去除" 0"序列之间的正值序列。

时间:2014-08-19 12:45:47

标签: r

我想在数据帧中创建一个小函数,用于检测(并设置为0)位于值为0的序列之间的正值序列,但前提是这些正值序列不是更多超过5个值。

这里只是一个小例子,向您展示我的数据外观(initial_data列),以及我想在最后获得的内容(final_data列):

DF<-data.frame(initial_data=c(0,0,0,0,100,2,85,0,0,0,0,0,0,3,455,24,10,7,6,15,42,0,0,0,0,0,0,0),final_data=c(0,0,0,0,0,0,0,0,0,0,0,0,0,3,455,24,10,7,6,15,42,0,0,0,0,0,0,0))

这句话也可以恢复诀窍: &#34;如果有一个正值序列,不超过5个值,并且位于至少两个或三个0值之间(在此正序值序列之前和之后),则将此序列也设置为0& #34;

有关这方面的建议吗?

非常感谢!!!

2 个答案:

答案 0 :(得分:2)

以下是使用rle函数的可能方法:

DF<-data.frame(initial_data=c(0,0,0,0,100,2,85,0,0,0,0,0,0,3,455,24,10,7,6,15,42,0,0,0,0,0,0,0),
               final_data=c(0,0,0,0,0,0,0,0,0,0,0,0,0,3,455,24,10,7,6,15,42,0,0,0,0,0,0,0))

# using rle create an object with the sequences of consecutive elements 
# having the same sign (-1 means negative, 0 means zero, 1 means positive)
enc <- rle(sign(DF$initial_data))

# find the positive sequences having maximum 5 elements
posSequences <- which(enc$values == 1 & enc$lengths <= 5)

# remove index=1 or index=length(enc$values) if present because 
# they can't be surrounded by 0
posSequences <- posSequences[posSequences != 1 & 
                             posSequences != length(enc$values)]

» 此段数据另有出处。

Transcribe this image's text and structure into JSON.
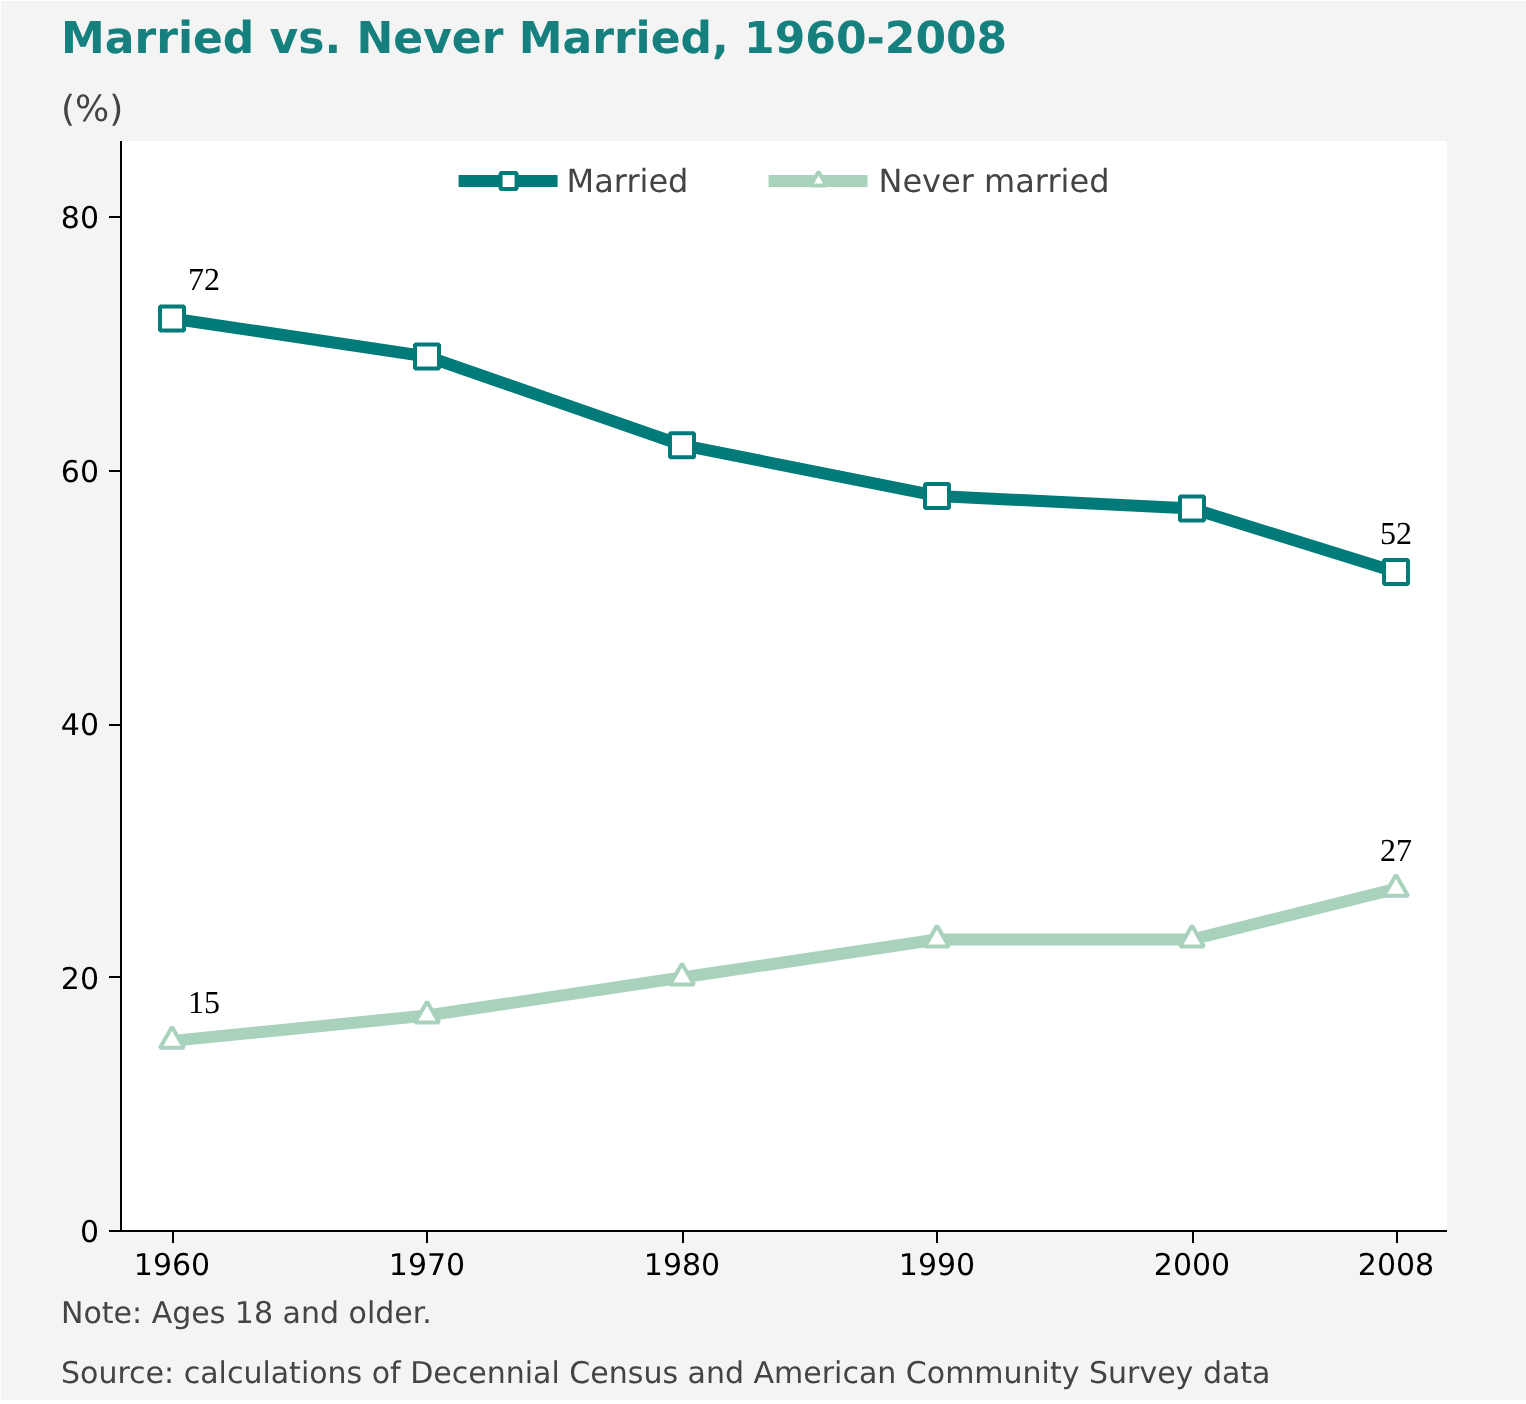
{
  "chart_data": {
    "type": "line",
    "title": "Married vs. Never Married, 1960-2008",
    "ylabel": "(%)",
    "x": [
      1960,
      1970,
      1980,
      1990,
      2000,
      2008
    ],
    "series": [
      {
        "name": "Married",
        "color": "#007b79",
        "marker": "square",
        "values": [
          72,
          69,
          62,
          58,
          57,
          52
        ],
        "value_labels": [
          "72",
          null,
          null,
          null,
          null,
          "52"
        ]
      },
      {
        "name": "Never married",
        "color": "#a9d2bd",
        "marker": "triangle",
        "values": [
          15,
          17,
          20,
          23,
          23,
          27
        ],
        "value_labels": [
          "15",
          null,
          null,
          null,
          null,
          "27"
        ]
      }
    ],
    "xlim": [
      1958,
      2010
    ],
    "xticks": [
      1960,
      1970,
      1980,
      1990,
      2000,
      2008
    ],
    "ylim": [
      0,
      86
    ],
    "yticks": [
      0,
      20,
      40,
      60,
      80
    ],
    "grid": false,
    "legend": "top",
    "annotations": [
      "Note: Ages 18 and older.",
      "Source: calculations of Decennial Census and American Community Survey data"
    ]
  }
}
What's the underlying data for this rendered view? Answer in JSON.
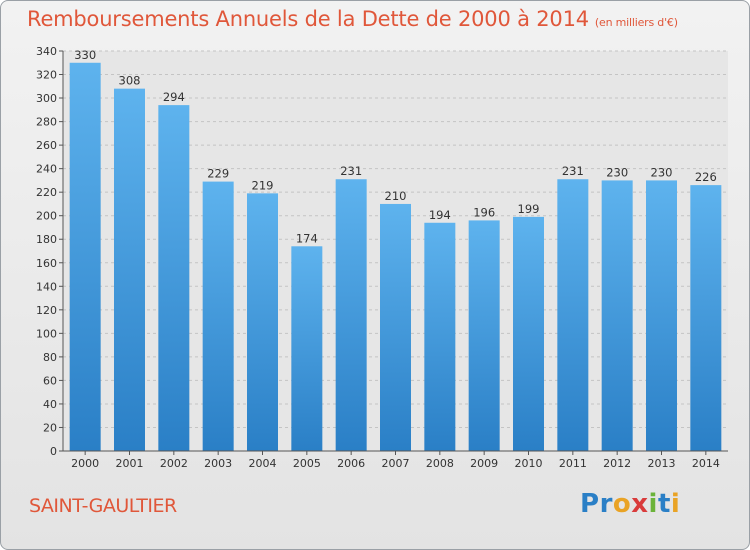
{
  "chart_data": {
    "type": "bar",
    "title": "Remboursements Annuels de la Dette de 2000 à 2014",
    "subtitle": "(en milliers d'€)",
    "xlabel": "",
    "ylabel": "",
    "categories": [
      "2000",
      "2001",
      "2002",
      "2003",
      "2004",
      "2005",
      "2006",
      "2007",
      "2008",
      "2009",
      "2010",
      "2011",
      "2012",
      "2013",
      "2014"
    ],
    "values": [
      330,
      308,
      294,
      229,
      219,
      174,
      231,
      210,
      194,
      196,
      199,
      231,
      230,
      230,
      226
    ],
    "ylim": [
      0,
      340
    ],
    "ytick_step": 20,
    "grid": true,
    "legend": "none",
    "colors": {
      "bar_top": "#5eb3ee",
      "bar_bottom": "#2a7fc6",
      "title": "#e0573a"
    }
  },
  "footer": {
    "commune": "SAINT-GAULTIER"
  },
  "logo": {
    "letters": [
      {
        "char": "P",
        "color": "#2a7fc6"
      },
      {
        "char": "r",
        "color": "#2a7fc6"
      },
      {
        "char": "o",
        "color": "#e9a325"
      },
      {
        "char": "x",
        "color": "#d93b3b"
      },
      {
        "char": "i",
        "color": "#6bb33a"
      },
      {
        "char": "t",
        "color": "#2a7fc6"
      },
      {
        "char": "i",
        "color": "#e9a325"
      }
    ]
  }
}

# check if they're preceeded and followed by at least 2 zeros 
# (if not remove the index)
toForceToZero <- sapply(posSequences,FUN=function(idx){
                                           enc$values[idx-1]==0 &&
                                           enc$lengths[idx-1] >= 2 && 
                                           enc$values[idx+1] == 0 &&
                                           enc$lengths[idx+1] >= 2})
posSequences <- posSequences[toForceToZero]

# reverse the run-length encoding, setting NA where we want to force to zero
v <- enc$values
v[posSequences] <- NA

# create the final data vector by forcing NAs to 0  
final_data <- DF$initial_data
final_data[is.na(rep.int(v, enc$lengths))] <- 0

# check if is equal to your desired output
all(DF$final_data == final_data)

# > [1] TRUE

答案 1 :(得分:1)

我最好的朋友rle来救援:

notzero<-rle(as.logical(unlist(DF)))
Run Length Encoding
  lengths: int [1:7] 4 3 6 8 20 8 7
  values : logi [1:7] FALSE TRUE FALSE TRUE FALSE TRUE ...

现在,只需查找valuesTRUElengths的所有位置&lt; 5,并使用values替换这些位置的FALSE。然后调用inverse.rle以获得所需的输出。